The researchers say that with every millimeter increase in breast tumor size, patients were 3.5 times more likely to have cancer in their lymph nodes.  Also, younger women were at higher risk of having cancerous lymph nodes.  According to the researchers, women over 50 years of age with small breast tumors were 40% less likely to have cancerous lymph nodes than women younger than 50. 

The aggressiveness of a patient’s breast cancer was another factor involved in indicating which patients have cancer in their lymph nodes.   Women with grade 3 (aggressive) breast cancers were 2.5 times more likely to have cancerous lymph nodes than women with grade 1 (slow growing) breast cancers. 

Based on the results of their study, the researchers say that even women with small breast tumors should have their lymph nodes removed and examined for evidence of cancer. Because standard axillary node dissection can cause lymphedema in some patients, the researchers say sentinel node biopsy may be a “reasonable alternative” for lymph node examination since it is a less invasive procedure.

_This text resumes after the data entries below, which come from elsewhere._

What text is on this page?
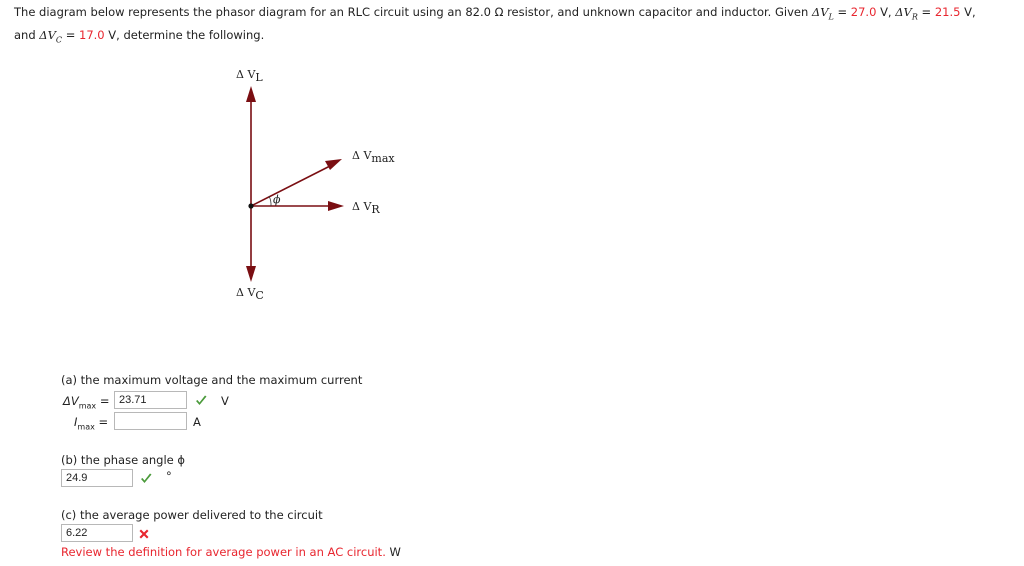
The diagram below represents the phasor diagram for an RLC circuit using an 82.0 Ω resistor, and unknown capacitor and inductor. Given $\Delta V_L = 27.0$ V, $\Delta V_R = 21.5$ V,
and $\Delta V_C = 17.0$ V, determine the following.
ϕ
Δ VL
Δ Vmax
Δ VR
Δ VC
(a) the maximum voltage and the maximum current
$\Delta V_{max} = 23.71$	V
$I_{max}$ =	A
(b) the phase angle ϕ
24.9	°
(c) the average power delivered to the circuit
6.22
Review the definition for average power in an AC circuit. W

Sentinel node biopsy is a new surgical technique that involves removing only one to three “sentinel” nodes (the first nodes in the lymphatic chain) and examining them for evidence of cancer. If the sentinel nodes do not contain cancerous cells, this may eliminate the need to remove additional lymph nodes in the axillary area.  Several clinical trials have shown that sentinel node biopsy may help reduce the risk for lymphedema.

Though the researchers of this study recommend lymph node removal and testing for women with small breast tumors, other physicians do not believe all women should undergo lymph node surgery.  Additional studies on lymph nodes and sentinel node biopsy will likely offer new dimensions on this debate.